Выбрать главу

Стоит отметить, что титул виконта во многом выделил Кроуфорда среди нас в глазах капитана, прелестной мадемуазель Камелии тоже досталась изрядная доля любезностей, а я же предпочитал проводить время в каюте или прогуливаясь по палубе в минуты, когда она была практически пуста. Однажды я выбрался на палубу в рассветный час и поразился тому, как прекрасно и величественно море, когда с небом, пока еще серым и хмурым, его не разделяет ничего, кроме бледно-розовой полоски в том месте, где просыпалось и расправляло сонные лучи восходящее солнце. Боялся ли все еще этого бесконечного водного простора? Наверное, да, но страх мой трансформировался из боязни погибнуть в преклонение перед стихией, что символизирует собой власть сил, человеку неподвластных.

Решение нашей прелестной спутницы мы обсудили с Кроуфордом как только берега Франции остались далеко позади.

— Вы полагаете, Джон, что мадемуазель Камелия является проводником воли вашей погибшей невесты? — прямо спросил он у меня, когда мы оба собирались ко сну. Иного предположения я и не ожидал, ведь и сам, будь на его месте, сделал такое.

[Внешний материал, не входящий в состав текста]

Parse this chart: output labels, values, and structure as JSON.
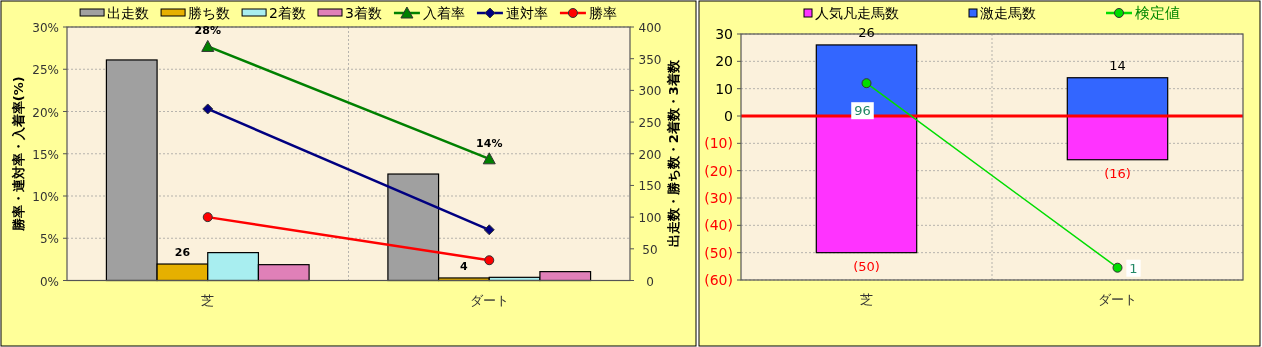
{
  "chart_data": [
    {
      "type": "bar",
      "categories": [
        "芝",
        "ダート"
      ],
      "ylabel": "勝率・連対率・入着率(%)",
      "y2label": "出走数・勝ち数・2着数・3着数",
      "ylim": [
        0,
        30
      ],
      "yticks": [
        {
          "value": 0,
          "label": "0%"
        },
        {
          "value": 5,
          "label": "5%"
        },
        {
          "value": 10,
          "label": "10%"
        },
        {
          "value": 15,
          "label": "15%"
        },
        {
          "value": 20,
          "label": "20%"
        },
        {
          "value": 25,
          "label": "25%"
        },
        {
          "value": 30,
          "label": "30%"
        }
      ],
      "y2lim": [
        0,
        400
      ],
      "y2ticks": [
        0,
        50,
        100,
        150,
        200,
        250,
        300,
        350,
        400
      ],
      "grid": true,
      "legend": "top",
      "series": [
        {
          "name": "出走数",
          "axis": "y2",
          "color": "#a0a0a0",
          "values": [
            348,
            168
          ]
        },
        {
          "name": "勝ち数",
          "axis": "y2",
          "color": "#e6b000",
          "values": [
            26,
            4
          ],
          "value_labels": [
            "26",
            "4"
          ]
        },
        {
          "name": "2着数",
          "axis": "y2",
          "color": "#a8eef0",
          "values": [
            44,
            5
          ]
        },
        {
          "name": "3着数",
          "axis": "y2",
          "color": "#e080b8",
          "values": [
            25,
            14
          ]
        },
        {
          "name": "入着率",
          "type": "line",
          "color": "#008000",
          "marker": "triangle",
          "values": [
            27.7,
            14.4
          ],
          "value_labels": [
            "28%",
            "14%"
          ]
        },
        {
          "name": "連対率",
          "type": "line",
          "color": "#000080",
          "marker": "diamond",
          "values": [
            20.3,
            6.0
          ]
        },
        {
          "name": "勝率",
          "type": "line",
          "color": "#ff0000",
          "marker": "circle",
          "values": [
            7.5,
            2.4
          ]
        }
      ]
    },
    {
      "type": "bar",
      "stacked": true,
      "categories": [
        "芝",
        "ダート"
      ],
      "ylim": [
        -60,
        30
      ],
      "yticks": [
        {
          "value": -60,
          "label": "(60)"
        },
        {
          "value": -50,
          "label": "(50)"
        },
        {
          "value": -40,
          "label": "(40)"
        },
        {
          "value": -30,
          "label": "(30)"
        },
        {
          "value": -20,
          "label": "(20)"
        },
        {
          "value": -10,
          "label": "(10)"
        },
        0,
        10,
        20,
        30
      ],
      "grid": true,
      "legend": "top",
      "ref_lines": [
        {
          "axis": "y",
          "value": 0,
          "color": "#ff0000"
        }
      ],
      "series": [
        {
          "name": "人気凡走馬数",
          "color": "#ff33ff",
          "values": [
            -50,
            -16
          ],
          "value_labels": [
            "(50)",
            "(16)"
          ]
        },
        {
          "name": "激走馬数",
          "color": "#3366ff",
          "values": [
            26,
            14
          ],
          "value_labels": [
            "26",
            "14"
          ]
        },
        {
          "name": "検定値",
          "type": "line",
          "axis": "y2",
          "color": "#00dd00",
          "marker": "circle",
          "values": [
            96,
            1
          ],
          "value_labels": [
            "96",
            "1"
          ]
        }
      ]
    }
  ]
}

— Отчасти да, отчасти нет, — покачал я головой. — Скажите, Реджинальд, вы когда-нибудь испытывали муки совести от того, что любили кого-то меньше, чем он любил вас? Самую малость, но меньше?

— Постоянно.

— Как вы избавляетесь от этого мерзкого чувства?

Кроуфорд с сожалением покрутил в пальцах курительную трубку и убрал.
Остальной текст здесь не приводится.